Reach out to men in your life
April 25, 2021
Be strong. Be a support system. Be immune to pain. Do not display weakness. Do not admit you are suffering. Do not bestow vulnerability. The unspoken messages of toxic masculinity do incredible damage to a space where growth is essential– mens’ mental health. Depression is not subject to a gender. Having X and Y chromosomes does not provide immunity to struggle. Men do not deserve to be shamed for admitting they are not emotionally bulletproof.
The positive statistics of men and mental health are unsettlingly vague. It is heart-rendering to know that 49 percent of men do not admit the severity of their mental state. That means nearly half of men who suffer do so silently. Men are also less likely to admit to being afflicted by suicidal thoughts, but the suicide rates for men are four times higher than for females.
I am not a man. I have no idea what it means to feel pressured to struggle silently because of how society wants me to portray myself. My point is not to speak on behalf of men. I hope to encourage others, along with myself, to reach out to the boys in your life that are showing signs that they are struggling.
With depression, there is not one telltale sign that a boy might be suffering; some might come off irritable or dismissive, while others could become distant and closed off. Depression does not take one form. Knowing that something seems negatively unusual about a person is enough to show concern. It is worth risking “being annoying” about asking if somebody is alright if it means potentially saving a life.
Many men will not accept your support. Society has built a stigma for men to feel shame for allowing mental aid. That in itself is devastating. But a vital piece in being a female ally in male mental health advocacy is being consistent in your presence. Be there. Displaying your willingness to reach out a hand will generate an atmosphere in which a boy might be inclined to open up. But there are also instances where a human being needs space to be independent, so recognizing and acknowledging that is also crucial.

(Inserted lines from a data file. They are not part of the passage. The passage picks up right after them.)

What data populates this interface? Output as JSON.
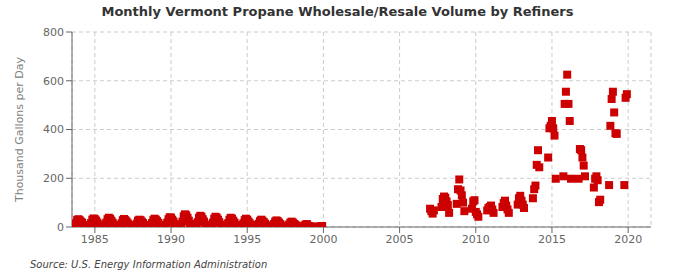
{
  "chart_data": {
    "type": "scatter",
    "title": "Monthly Vermont Propane Wholesale/Resale Volume by Refiners",
    "ylabel": "Thousand Gallons per Day",
    "annotations": [
      "Source: U.S. Energy Information Administration"
    ],
    "color": "#cc0000",
    "marker": "square",
    "grid": true,
    "xlim": [
      1983.5,
      2021.5
    ],
    "xticks": [
      1985,
      1990,
      1995,
      2000,
      2005,
      2010,
      2015,
      2020
    ],
    "ylim": [
      0,
      800
    ],
    "yticks": [
      0,
      200,
      400,
      600,
      800
    ],
    "x": [
      1983.75,
      1983.8333333333333,
      1983.9166666666667,
      1984,
      1984.0833333333333,
      1984.1666666666667,
      1984.25,
      1984.3333333333333,
      1984.4166666666667,
      1984.5,
      1984.5833333333333,
      1984.6666666666667,
      1984.75,
      1984.8333333333333,
      1984.9166666666667,
      1985,
      1985.0833333333333,
      1985.1666666666667,
      1985.25,
      1985.3333333333333,
      1985.4166666666667,
      1985.5,
      1985.5833333333333,
      1985.6666666666667,
      1985.75,
      1985.8333333333333,
      1985.9166666666667,
      1986,
      1986.0833333333333,
      1986.1666666666667,
      1986.25,
      1986.3333333333333,
      1986.4166666666667,
      1986.5,
      1986.5833333333333,
      1986.6666666666667,
      1986.75,
      1986.8333333333333,
      1986.9166666666667,
      1987,
      1987.0833333333333,
      1987.1666666666667,
      1987.25,
      1987.3333333333333,
      1987.4166666666667,
      1987.5,
      1987.5833333333333,
      1987.6666666666667,
      1987.75,
      1987.8333333333333,
      1987.9166666666667,
      1988,
      1988.0833333333333,
      1988.1666666666667,
      1988.25,
      1988.3333333333333,
      1988.4166666666667,
      1988.5,
      1988.5833333333333,
      1988.6666666666667,
      1988.75,
      1988.8333333333333,
      1988.9166666666667,
      1989,
      1989.0833333333333,
      1989.1666666666667,
      1989.25,
      1989.3333333333333,
      1989.4166666666667,
      1989.5,
      1989.5833333333333,
      1989.6666666666667,
      1989.75,
      1989.8333333333333,
      1989.9166666666667,
      1990,
      1990.0833333333333,
      1990.1666666666667,
      1990.25,
      1990.3333333333333,
      1990.4166666666667,
      1990.5,
      1990.5833333333333,
      1990.6666666666667,
      1990.75,
      1990.8333333333333,
      1990.9166666666667,
      1991,
      1991.0833333333333,
      1991.1666666666667,
      1991.25,
      1991.3333333333333,
      1991.4166666666667,
      1991.5,
      1991.5833333333333,
      1991.6666666666667,
      1991.75,
      1991.8333333333333,
      1991.9166666666667,
      1992,
      1992.0833333333333,
      1992.1666666666667,
      1992.25,
      1992.3333333333333,
      1992.4166666666667,
      1992.5,
      1992.5833333333333,
      1992.6666666666667,
      1992.75,
      1992.8333333333333,
      1992.9166666666667,
      1993,
      1993.0833333333333,
      1993.1666666666667,
      1993.25,
      1993.3333333333333,
      1993.4166666666667,
      1993.5,
      1993.5833333333333,
      1993.6666666666667,
      1993.75,
      1993.8333333333333,
      1993.9166666666667,
      1994,
      1994.0833333333333,
      1994.1666666666667,
      1994.25,
      1994.3333333333333,
      1994.4166666666667,
      1994.5,
      1994.5833333333333,
      1994.6666666666667,
      1994.75,
      1994.8333333333333,
      1994.9166666666667,
      1995,
      1995.0833333333333,
      1995.1666666666667,
      1995.25,
      1995.3333333333333,
      1995.4166666666667,
      1995.5,
      1995.5833333333333,
      1995.6666666666667,
      1995.75,
      1995.8333333333333,
      1995.9166666666667,
      1996,
      1996.0833333333333,
      1996.1666666666667,
      1996.25,
      1996.3333333333333,
      1996.4166666666667,
      1996.5,
      1996.5833333333333,
      1996.6666666666667,
      1996.75,
      1996.8333333333333,
      1996.9166666666667,
      1997,
      1997.0833333333333,
      1997.1666666666667,
      1997.25,
      1997.3333333333333,
      1997.4166666666667,
      1997.5,
      1997.5833333333333,
      1997.6666666666667,
      1997.75,
      1997.8333333333333,
      1997.9166666666667,
      1998,
      1998.0833333333333,
      1998.1666666666667,
      1998.25,
      1998.3333333333333,
      1998.4166666666667,
      1998.5,
      1998.5833333333333,
      1998.6666666666667,
      1998.75,
      1998.8333333333333,
      1998.9166666666667,
      1999,
      1999.0833333333333,
      1999.1666666666667,
      1999.25,
      1999.3333333333333,
      1999.4166666666667,
      1999.5,
      1999.5833333333333,
      1999.6666666666667,
      1999.75,
      1999.8333333333333,
      1999.9166666666667,
      2007,
      2007.0833333333333,
      2007.1666666666667,
      2007.25,
      2007.75,
      2007.8333333333333,
      2007.9166666666667,
      2008,
      2008.0833333333333,
      2008.1666666666667,
      2008.25,
      2008.75,
      2008.8333333333333,
      2008.9166666666667,
      2009,
      2009.0833333333333,
      2009.1666666666667,
      2009.25,
      2009.75,
      2009.8333333333333,
      2009.9166666666667,
      2010,
      2010.0833333333333,
      2010.1666666666667,
      2010.75,
      2010.8333333333333,
      2010.9166666666667,
      2011,
      2011.0833333333333,
      2011.1666666666667,
      2011.75,
      2011.8333333333333,
      2011.9166666666667,
      2012,
      2012.0833333333333,
      2012.1666666666667,
      2012.75,
      2012.8333333333333,
      2012.9166666666667,
      2013,
      2013.0833333333333,
      2013.1666666666667,
      2013.75,
      2013.8333333333333,
      2013.9166666666667,
      2014,
      2014.0833333333333,
      2014.1666666666667,
      2014.75,
      2014.8333333333333,
      2014.9166666666667,
      2015,
      2015.0833333333333,
      2015.1666666666667,
      2015.25,
      2015.75,
      2015.8333333333333,
      2015.9166666666667,
      2016,
      2016.0833333333333,
      2016.1666666666667,
      2016.25,
      2016.75,
      2016.8333333333333,
      2016.9166666666667,
      2017,
      2017.0833333333333,
      2017.1666666666667,
      2017.75,
      2017.8333333333333,
      2017.9166666666667,
      2018,
      2018.0833333333333,
      2018.1666666666667,
      2018.75,
      2018.8333333333333,
      2018.9166666666667,
      2019,
      2019.0833333333333,
      2019.1666666666667,
      2019.25,
      2019.75,
      2019.8333333333333,
      2019.9166666666667
    ],
    "values": [
      15,
      28,
      32,
      28,
      22,
      18,
      8,
      5,
      4,
      4,
      5,
      8,
      16,
      30,
      35,
      32,
      26,
      18,
      10,
      5,
      4,
      4,
      5,
      9,
      18,
      32,
      38,
      34,
      26,
      18,
      9,
      4,
      3,
      3,
      4,
      7,
      15,
      28,
      33,
      28,
      22,
      15,
      8,
      3,
      2,
      2,
      3,
      6,
      14,
      26,
      30,
      28,
      22,
      16,
      8,
      3,
      2,
      2,
      3,
      7,
      16,
      28,
      34,
      30,
      24,
      17,
      9,
      4,
      3,
      3,
      4,
      8,
      18,
      32,
      40,
      38,
      30,
      22,
      12,
      5,
      4,
      3,
      4,
      9,
      22,
      44,
      52,
      48,
      38,
      26,
      13,
      5,
      3,
      3,
      4,
      9,
      20,
      38,
      46,
      42,
      32,
      22,
      10,
      4,
      3,
      3,
      4,
      8,
      18,
      34,
      42,
      38,
      30,
      20,
      10,
      4,
      3,
      2,
      3,
      7,
      16,
      30,
      38,
      34,
      26,
      18,
      9,
      3,
      2,
      2,
      3,
      7,
      15,
      28,
      34,
      30,
      22,
      15,
      8,
      3,
      2,
      2,
      3,
      6,
      13,
      24,
      30,
      26,
      20,
      14,
      7,
      2,
      2,
      2,
      2,
      5,
      12,
      22,
      27,
      24,
      18,
      12,
      6,
      2,
      1,
      1,
      2,
      4,
      10,
      18,
      22,
      18,
      13,
      9,
      4,
      2,
      1,
      1,
      1,
      3,
      6,
      10,
      12,
      5,
      3,
      2,
      1,
      0,
      0,
      0,
      0,
      1,
      2,
      3,
      4,
      75,
      65,
      55,
      68,
      82,
      115,
      125,
      120,
      105,
      90,
      58,
      95,
      155,
      195,
      150,
      130,
      100,
      65,
      75,
      105,
      110,
      62,
      52,
      42,
      68,
      78,
      82,
      88,
      72,
      58,
      82,
      98,
      108,
      88,
      72,
      58,
      92,
      118,
      128,
      108,
      92,
      78,
      118,
      155,
      170,
      255,
      315,
      245,
      285,
      405,
      415,
      435,
      405,
      375,
      198,
      208,
      505,
      555,
      625,
      505,
      435,
      198,
      198,
      320,
      315,
      285,
      252,
      208,
      162,
      198,
      208,
      192,
      102,
      112,
      172,
      415,
      525,
      555,
      470,
      385,
      382,
      172,
      530,
      545
    ]
  }
}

With all of this in mind, Remind yourself that you are not a professional or responsible to take on others’ burdens. Offer personal advice and comfort, but know there are professional resources available to help a person suffering from mental health issues. You are not responsible for miraculously curing one’s depression or anxiety. Your companionship and eagerness to search for professional advice are enough to show you care about one’s well-being.